Patients with chronic atrophic gastritis or intestinal metaplasia (IM) are at risk for gastric adenocarcinoma. This underscores the importance of diagnosis and risk stratification for these patients. High definition endoscopy with chromoendoscopy (CE) is better than high definition white-light endoscopy alone for this purpose. Virtual CE can guide biopsies for staging atrophic and metaplastic changes and can target neoplastic lesions. Biopsies should be taken from at least two topographic sites (antrum and corpus) and labelled in two separate vials.

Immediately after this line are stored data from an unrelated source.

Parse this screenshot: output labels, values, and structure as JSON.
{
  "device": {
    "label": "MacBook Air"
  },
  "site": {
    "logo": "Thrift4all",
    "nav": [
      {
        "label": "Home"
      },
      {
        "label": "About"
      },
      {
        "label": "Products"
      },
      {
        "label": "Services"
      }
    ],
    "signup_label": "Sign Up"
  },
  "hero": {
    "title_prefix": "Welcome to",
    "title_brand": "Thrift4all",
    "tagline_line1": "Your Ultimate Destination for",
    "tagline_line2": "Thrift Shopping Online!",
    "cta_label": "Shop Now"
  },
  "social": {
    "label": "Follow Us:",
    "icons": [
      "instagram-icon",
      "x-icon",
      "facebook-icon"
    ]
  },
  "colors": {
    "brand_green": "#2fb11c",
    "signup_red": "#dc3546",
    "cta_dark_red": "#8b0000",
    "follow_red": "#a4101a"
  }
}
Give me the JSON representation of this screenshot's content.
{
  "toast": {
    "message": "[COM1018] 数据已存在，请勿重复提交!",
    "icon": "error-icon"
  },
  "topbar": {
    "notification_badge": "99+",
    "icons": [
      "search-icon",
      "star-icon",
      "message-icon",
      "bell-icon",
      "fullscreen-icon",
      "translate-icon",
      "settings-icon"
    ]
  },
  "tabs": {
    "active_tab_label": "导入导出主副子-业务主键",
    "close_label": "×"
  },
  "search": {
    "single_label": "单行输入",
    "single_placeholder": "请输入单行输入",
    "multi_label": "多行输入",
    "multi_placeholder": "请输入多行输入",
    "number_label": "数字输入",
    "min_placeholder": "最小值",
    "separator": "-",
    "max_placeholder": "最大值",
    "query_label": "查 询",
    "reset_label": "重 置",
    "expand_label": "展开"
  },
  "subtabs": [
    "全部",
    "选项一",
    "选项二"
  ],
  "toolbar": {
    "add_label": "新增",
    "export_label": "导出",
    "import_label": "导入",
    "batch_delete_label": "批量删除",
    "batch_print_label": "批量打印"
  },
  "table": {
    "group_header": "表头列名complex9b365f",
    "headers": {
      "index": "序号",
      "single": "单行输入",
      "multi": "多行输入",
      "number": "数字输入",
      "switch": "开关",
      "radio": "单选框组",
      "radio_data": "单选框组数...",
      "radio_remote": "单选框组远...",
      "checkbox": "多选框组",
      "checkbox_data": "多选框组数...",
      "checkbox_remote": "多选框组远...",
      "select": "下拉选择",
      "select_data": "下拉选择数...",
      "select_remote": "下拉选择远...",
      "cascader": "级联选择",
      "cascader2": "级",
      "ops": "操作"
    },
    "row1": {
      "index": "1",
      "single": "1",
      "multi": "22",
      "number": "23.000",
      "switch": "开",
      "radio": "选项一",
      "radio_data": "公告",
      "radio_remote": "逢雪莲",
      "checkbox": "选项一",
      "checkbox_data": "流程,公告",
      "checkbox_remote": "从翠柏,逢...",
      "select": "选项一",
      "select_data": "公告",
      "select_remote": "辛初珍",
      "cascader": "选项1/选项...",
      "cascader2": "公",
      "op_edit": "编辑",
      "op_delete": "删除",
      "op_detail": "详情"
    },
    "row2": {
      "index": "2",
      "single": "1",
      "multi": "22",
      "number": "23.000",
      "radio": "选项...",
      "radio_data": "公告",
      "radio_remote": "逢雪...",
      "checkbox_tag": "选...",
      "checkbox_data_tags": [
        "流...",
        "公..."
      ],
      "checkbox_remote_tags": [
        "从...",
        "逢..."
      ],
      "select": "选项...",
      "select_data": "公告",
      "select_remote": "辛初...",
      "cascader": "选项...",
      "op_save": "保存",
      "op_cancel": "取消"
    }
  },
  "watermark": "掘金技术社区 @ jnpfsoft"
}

For patients with mild to moderate atrophy restricted to the antrum there is no evidence to recommend surveillance. In patients with IM at a single location but with a family history of gastric cancer, incomplete IM, or persistent Helicobacter pylori gastritis, endoscopic surveillance with CE and guided biopsies may be considered in 3 years. Patients with advanced stages of atrophic gastritis should be followed up with a high quality endoscopy every 3 years. In patients with dysplasia, in the absence of an endoscopically defined lesion, immediate high quality endoscopic reassessment with CE is recommended. Patients with an endoscopically visible lesion harboring low or high grade dysplasia or carcinoma should undergo staging and treatment. H. pylori eradication heals nonatrophic chronic gastritis, may lead to regression of atrophic gastritis, and reduces the risk of gastric cancer in patients with these conditions, and it is recommended. H. pylori eradication is also recommended for patients with neoplasia after endoscopic therapy. In intermediate to high risk regions, identification and surveillance of patients with precancerous gastric conditions is cost-effective.